In this testcase the profile is misupdated before loop has two exits. The first exit is one eliminated by complete unrolling while second exit remains. We remove first exit but forget about fact that the source BB of other exit will then have higher frequency making other exit more likely. This patch fixes that in duplicate_loop_body_to_header_edge. While looking into resulting profiles I also noticed that in some cases scale_loop_profile may drop probabilities to 0 incorrectly either when trying to update exit from nested loop (which has similar problem) or when the profile was inconsistent as described in coment bellow. gcc/ChangeLog: PR middle-end/110590 * cfgloopmanip.cc (scale_loop_profile): Avoid scaling exits within inner loops and be more careful about inconsistent profiles. (duplicate_loop_body_to_header_edge): Fix profile update when eliminated exit is followed by other exit. gcc/testsuite/ChangeLog: PR middle-end/110590 * gcc.dg/tree-prof/update-cunroll-2.c: Remove xfail. * gcc.dg/tree-ssa/update-cunroll.c: Likewise.

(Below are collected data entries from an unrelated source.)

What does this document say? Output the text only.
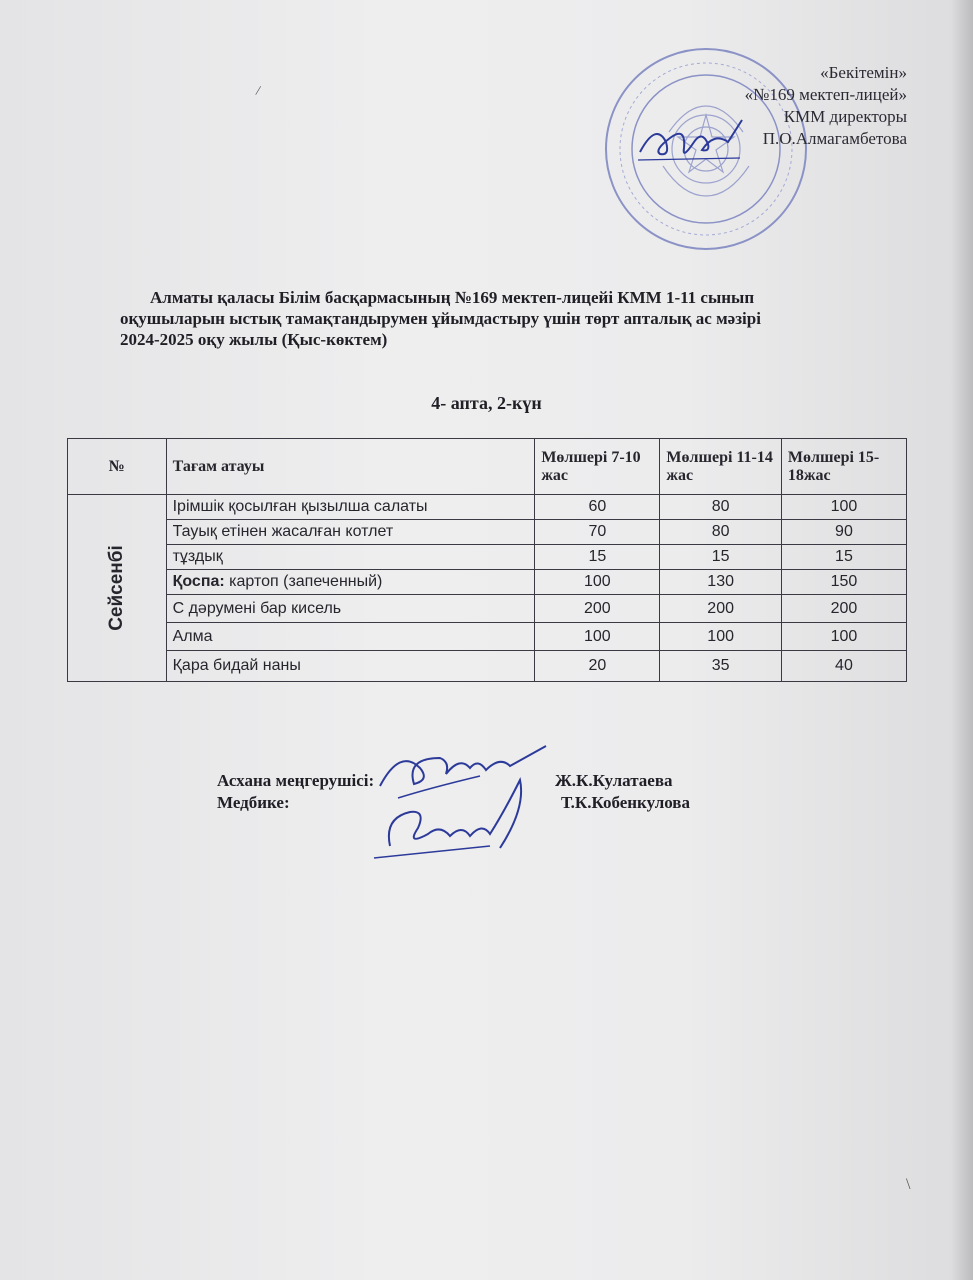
/
«Бекітемін»
«№169 мектеп-лицей»
КММ директоры
П.О.Алмагамбетова
Алматы қаласы Білім басқармасының №169 мектеп-лицейі КММ 1-11 сынып
оқушыларын ыстық тамақтандырумен ұйымдастыру үшін төрт апталық ас мәзірі
2024-2025 оқу жылы (Қыс-көктем)
4- апта, 2-күн
№	Тағам атауы	Мөлшері 7-10 жас	Мөлшері 11-14 жас	Мөлшері 15-18жас
Сейсенбі	Ірімшік қосылған қызылша салаты	60	80	100
	Тауық етінен жасалған котлет	70	80	90
	тұздық	15	15	15
	Қоспа: картоп (запеченный)	100	130	150
	С дәрумені бар кисель	200	200	200
	Алма	100	100	100
	Қара бидай наны	20	35	40
Асхана меңгерушісі:	Ж.К.Кулатаева
Медбике:	Т.К.Кобенкулова
\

author: Jan Hubicka <jh@suse.cz> 2023-07-08 17:38:09 +0200
committer: Jan Hubicka <jh@suse.cz> 2023-07-08 17:38:09 +0200
commit: 15bbf1826a01f5beb2d7c0f74d6270bbc94ece91 (patch)
tree: 91f414cf14ee54effb9c9f1643ce1c87ab26b50f /gcc
parent: b1079fc88f082d3c5b583c8822c08c5647810259 (diff)
download: gcc-15bbf1826a01f5beb2d7c0f74d6270bbc94ece91.zip
gcc-15bbf1826a01f5beb2d7c0f74d6270bbc94ece91.tar.gz
gcc-15bbf1826a01f5beb2d7c0f74d6270bbc94ece91.tar.bz2
3 files changed, 54 insertions, 7 deletions
diff --git a/gcc/cfgloopmanip.cc b/gcc/cfgloopmanip.cc
index f56a9b8..5273242 100644
--- a/gcc/cfgloopmanip.cc
+++ b/gcc/cfgloopmanip.cc
@@ -580,13 +580,47 @@ scale_loop_profile (class loop *loop, profile_probability p,
     unadjusted_exit_count = exit_edge->count ();
   scale_loop_frequencies (loop, scale_prob);
 
-  if (exit_edge)
+  if (exit_edge && exit_edge->src->loop_father != loop)
+    {
+      fprintf (dump_file,
+	       ";; Loop exit is in inner loop;"
+	       " will leave exit probabilities inconsistent\n");
+    }
+  else if (exit_edge)
     {
       profile_count old_exit_count = exit_edge->count ();
       profile_probability new_probability;
       if (iteration_bound > 0)
-	new_probability
-	  = unadjusted_exit_count.probability_in (exit_edge->src->count);
+	{
+	  /* It may happen that the source basic block of the exit edge is
+	     inside in-loop condition:
+
+		+-> header
+		|    |
+		|   B1
+		|  /  \
+		| |   B2--exit_edge-->
+		|  \  /
+		|   B3
+		+__/
+
+	      If B2 count is smaller than desired exit edge count
+	      the profile was inconsistent with the newly discovered upper bound.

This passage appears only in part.